Casino City's Friday Five: Lots of legislation edition
8 Dec 2017
By Abby Messick
By Abby Messick
We've got stories on certifications in Massachusetts, two opposing views on the New Jersey sports betting Supreme Court case, and a reminder about net neutrality. Plus, the Mashantucket Pequot and Mohegan tribes are taking Connecticut to task for failing to follow through on an agreement.
5. MGC issues two Gaming School Certifications
Recently, the Massachusetts Gaming Commission handed out gaming school certifications to Holyoke Community College and Springfield Technical Community College. This means that the colleges have been approved to launch a Casino Management program as part of an overall workforce training initiative.
The classes are planned to begin February 2018.
MGC Chairman Steve Crosby said, "We applaud the collaborative effort among community colleges that will play an important role in training up a regional workforce to connect local residents with the opportunities and benefits that the gaming industry will provide."
In recent months, a couple of other locations have opened casino dealer schools or offered training classes.
4. NJ sports betting supporters hopeful after U.S. Supreme Court hearing
Proponents of sports betting have begun to rejoice after Monday's U.S. Supreme Court hearing regarding New Jersey potentially being allowed to offer sports betting.
Though the hearing lasted only about an hour, law experts left with a spring in their step, taking to Twitter to share the news.
#Sportsbetting argument is over. Wow. First reaction is NJ has a pretty good shot.— Christopher Soriano (@CLSoriano) December 4, 2017
American Gaming Association President and CEO Geoff Freeman also had a few good things to say, stating, "Today is a positive day for millions of Americans seeking to legally wager on sporting events."
Though the real test, as always, will be the test of time—a decision could come anywhere between January 2018 and 29 June 2018.
3. It's too soon to start high-fiving over legal sports betting in the US
As a counterpoint to the above article, we present to you this.
Vic Salerno, who has been running a sportsbook business for, oh, decades, says it's "a fragile business." Not to mention that the sports betting industry isn't exactly risk-averse. There's quite a bit that can be bungled during the process of regulation, says Salerno. For instance, he predicts that New Jersey sports book operators will increase the standard 11/10 betting odds to 12/10 or, perhaps, 13/10 as a result of taxation and the burden of "all the entities seeking entitlements."
And this leaves a wide-open space in which the black market can squeeze, offering those tantalizing 11/10 odds again. Just something to think about.
Obviously, we don't really know what the outcome of the whole situation is going to be, but it can't hurt to temper your expectations a little, right?
2. Mashantucket Pequot, Mohegan Tribal Nations file suit against Department of Interior
Connecticut found itself in some hot water this week when the Mashantucket Pequot and Mohegan tribes filed a suit with the Department of Interior over the department neglecting to approve a mutually agreed upon amendment to existing compacts in the state.

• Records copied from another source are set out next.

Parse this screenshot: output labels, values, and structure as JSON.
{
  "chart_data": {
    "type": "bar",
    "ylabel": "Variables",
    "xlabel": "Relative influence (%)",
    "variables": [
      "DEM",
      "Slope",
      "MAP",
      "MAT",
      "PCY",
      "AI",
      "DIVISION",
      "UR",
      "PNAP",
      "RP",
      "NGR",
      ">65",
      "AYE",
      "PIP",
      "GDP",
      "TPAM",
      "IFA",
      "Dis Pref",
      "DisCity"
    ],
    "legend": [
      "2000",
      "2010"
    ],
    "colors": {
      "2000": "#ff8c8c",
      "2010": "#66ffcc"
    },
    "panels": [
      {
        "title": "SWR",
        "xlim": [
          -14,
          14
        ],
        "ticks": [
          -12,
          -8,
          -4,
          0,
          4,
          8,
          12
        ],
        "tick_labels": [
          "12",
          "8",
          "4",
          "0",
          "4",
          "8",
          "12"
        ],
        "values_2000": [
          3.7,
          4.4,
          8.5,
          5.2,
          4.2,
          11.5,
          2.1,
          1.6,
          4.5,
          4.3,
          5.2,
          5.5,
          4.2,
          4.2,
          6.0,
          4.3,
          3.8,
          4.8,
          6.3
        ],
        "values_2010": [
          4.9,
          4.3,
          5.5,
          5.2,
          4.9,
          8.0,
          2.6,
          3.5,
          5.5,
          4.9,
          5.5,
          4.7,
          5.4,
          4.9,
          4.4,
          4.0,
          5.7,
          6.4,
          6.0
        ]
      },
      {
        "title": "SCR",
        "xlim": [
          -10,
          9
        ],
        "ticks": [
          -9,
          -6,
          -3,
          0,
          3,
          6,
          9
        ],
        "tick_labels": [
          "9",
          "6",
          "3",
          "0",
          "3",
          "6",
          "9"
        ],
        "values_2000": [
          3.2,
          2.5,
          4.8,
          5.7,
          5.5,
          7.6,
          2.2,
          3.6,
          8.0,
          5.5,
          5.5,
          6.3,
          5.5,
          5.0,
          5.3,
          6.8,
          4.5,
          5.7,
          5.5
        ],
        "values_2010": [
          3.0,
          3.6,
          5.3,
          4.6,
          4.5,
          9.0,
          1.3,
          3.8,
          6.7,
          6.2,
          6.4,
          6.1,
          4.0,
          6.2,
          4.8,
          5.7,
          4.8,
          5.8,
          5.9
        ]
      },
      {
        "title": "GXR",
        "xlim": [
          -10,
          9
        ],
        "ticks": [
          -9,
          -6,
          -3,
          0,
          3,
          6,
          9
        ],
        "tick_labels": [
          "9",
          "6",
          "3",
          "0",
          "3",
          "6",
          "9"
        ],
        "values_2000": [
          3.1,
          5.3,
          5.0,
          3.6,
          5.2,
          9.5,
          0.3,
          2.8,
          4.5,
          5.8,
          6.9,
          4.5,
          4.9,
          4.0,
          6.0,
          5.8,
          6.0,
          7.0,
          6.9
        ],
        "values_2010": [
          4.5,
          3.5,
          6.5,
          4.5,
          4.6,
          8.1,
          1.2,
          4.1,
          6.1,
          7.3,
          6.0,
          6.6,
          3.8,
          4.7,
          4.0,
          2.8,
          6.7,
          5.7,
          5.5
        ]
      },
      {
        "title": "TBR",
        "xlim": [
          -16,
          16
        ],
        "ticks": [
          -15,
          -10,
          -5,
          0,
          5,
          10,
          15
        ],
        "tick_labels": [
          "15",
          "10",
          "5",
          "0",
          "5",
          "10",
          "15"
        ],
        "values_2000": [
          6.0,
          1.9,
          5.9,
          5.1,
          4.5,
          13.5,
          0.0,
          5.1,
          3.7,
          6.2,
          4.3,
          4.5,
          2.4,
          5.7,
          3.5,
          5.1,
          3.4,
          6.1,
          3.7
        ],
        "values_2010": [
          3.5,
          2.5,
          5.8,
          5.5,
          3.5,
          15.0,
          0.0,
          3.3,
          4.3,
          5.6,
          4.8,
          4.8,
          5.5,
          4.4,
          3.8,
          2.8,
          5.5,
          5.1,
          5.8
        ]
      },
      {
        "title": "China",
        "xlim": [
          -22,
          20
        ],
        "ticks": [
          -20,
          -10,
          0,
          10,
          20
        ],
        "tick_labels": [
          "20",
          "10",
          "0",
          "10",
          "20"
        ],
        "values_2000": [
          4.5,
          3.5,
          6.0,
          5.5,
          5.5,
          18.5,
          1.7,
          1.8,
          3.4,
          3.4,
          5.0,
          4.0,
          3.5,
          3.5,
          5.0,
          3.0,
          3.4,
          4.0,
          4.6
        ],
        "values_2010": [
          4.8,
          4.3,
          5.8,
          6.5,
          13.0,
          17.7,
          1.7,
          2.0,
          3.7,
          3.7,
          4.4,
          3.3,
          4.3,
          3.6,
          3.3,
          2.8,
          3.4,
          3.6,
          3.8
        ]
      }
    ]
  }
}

The tribes had previously obtained the OK from the State of Connecticut to operate a commercial gaming facility. They then submitted amendments to the Interior and even received assistance from the department itself, so it's no wonder that this about-face from the Department of the Interior is somewhat surprising.
1. This Week in Gambling: The dangers of losing net neutrality
We know you know how absolutely catastrophic it would be to lose net neutrality. (And even if you somehow didn't know, the internet would have inundated you with all the necessary information on the issue at this point.)
Even so, we think it bears repeating: Net neutrality is in trouble! Aside from the absolute havoc the lack of it would wreak on the state of the internet at large, no net neutrality would affect online gambling, an industry near and dear to our hearts.